Der große Tag

Am vergangenen Samstag hatte unser Erstgeborener Jugendweihe. Dieses Fest geht auf die Freidenkergemeinde zurück und stellt ein nichtchristliches Pendant zur Konfirmation dar. Ein Initiationsritual, um den jungen Menschen im Kreis der Erwachsenen willkommen zu heißen.

Als DDR-Kind kam man gar nicht um dieses „Event“ drum herum, wurde es nur allzu gern instrumentalisiert, um die gewünschte Ideologie und den marxistisch-leninistischen Klassenkampfgedanken und die zweifelsohne bewiesene vorherrschende Überlegenheit des Sozialismus durch Veranstaltungen in den Köpfen und Herzen der Jugendlichen auf ewig einzupflanzen.

Hat nicht funktioniert. Wir haben alle nur wegen der Geschenke mitgemacht.

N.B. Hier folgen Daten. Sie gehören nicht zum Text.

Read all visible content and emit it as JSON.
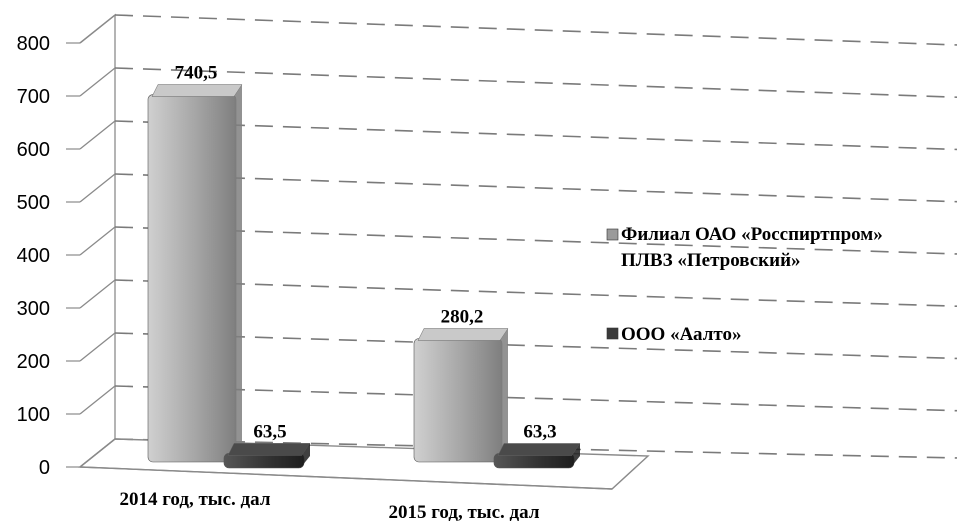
{
  "chart_data": {
    "type": "bar",
    "categories": [
      "2014 год, тыс. дал",
      "2015 год, тыс. дал"
    ],
    "series": [
      {
        "name": "Филиал ОАО «Росспиртпром» ПЛВЗ «Петровский»",
        "values": [
          740.5,
          280.2
        ],
        "labels": [
          "740,5",
          "280,2"
        ],
        "color": "#9a9a9a"
      },
      {
        "name": "ООО «Аалто»",
        "values": [
          63.5,
          63.3
        ],
        "labels": [
          "63,5",
          "63,3"
        ],
        "color": "#3a3a3a"
      }
    ],
    "legend_lines": [
      [
        "Филиал ОАО «Росспиртпром»",
        "ПЛВЗ «Петровский»"
      ],
      [
        "ООО «Аалто»"
      ]
    ],
    "yticks": [
      "0",
      "100",
      "200",
      "300",
      "400",
      "500",
      "600",
      "700",
      "800"
    ],
    "ylim": [
      0,
      800
    ],
    "grid": true,
    "legend_position": "right",
    "style": "3d"
  }
}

Mir gefällt allerdings der Ursprungsgedanke. Und auch heute noch werden im Rahmen dieser Weihe die Jugendlichen mit Veranstaltungen rund ums Erwachsenwerden, Erwachsensein, unsere humanitäre Verpflichtung gegenüber der Welt und unseren Mitmenschen auf ihren Schritt in die Selbständigkeit vorbereitet. Es ist ein bisschen wie ein erweiterter Ethikunterricht. Nur draußen. Und alles ist freiwillig. Am Ende folgt dann eine festliche Veranstaltung mit kulturellen Beiträgen (meist in einem Theater abgehalten), wo alle Jugendlichen eines Jahrgangs im Beisein ihrer stolzen Verwandten in todschicken Klamotten auf einer Bühne stehen und die Devotionalien des Festtages entgegennehmen (Buch, Gerbera, ein Pamphlet).

Man muss den Dingen
die eigene, stille ungestörte Entwicklung lassen,
die tief von innen kommt
und durch nichts gedrängt oder beschleunigt werden kann,
alles ist ausgetragen –
und dann geboren…

Reifen wie der Baum,
der seine Säfte nicht drängt
und getrost in den Stürmen des Frühlings steht,
ohne Angst
dass dahinter kein Sommer kommen könnte.

Rainer Maria Rilke

Auch heute machen die jungen Leute nur wegen der Geschenke mit.

Also nun der unsrige. Ich war mäßig aufgeregt. Übermäßig. Ansteigend aufgeregt, könnte man sagen. Am Vorabend legte ich schon die Klamotten der Kinder in ordentlichen Häufchen breit und ging in Gedanken alles durch. Kneipe war bestellt, Einladungen waren verschickt. Zwei Varianten, um auch ja die innerfamiliären Animositäten zu beachten! Person A kann nicht im selben Raum wie Person B sein, also kommt Person A zur Feierstunde und Person B zur anschließenden Familienfeier. Oder doch lieber umgekehrt? Das Hotel für die Leute von außerhalb reserviert. Allen erklärt, wann man sich wo trifft. Ich war soweit fertig. Der große Tag konnte kommen.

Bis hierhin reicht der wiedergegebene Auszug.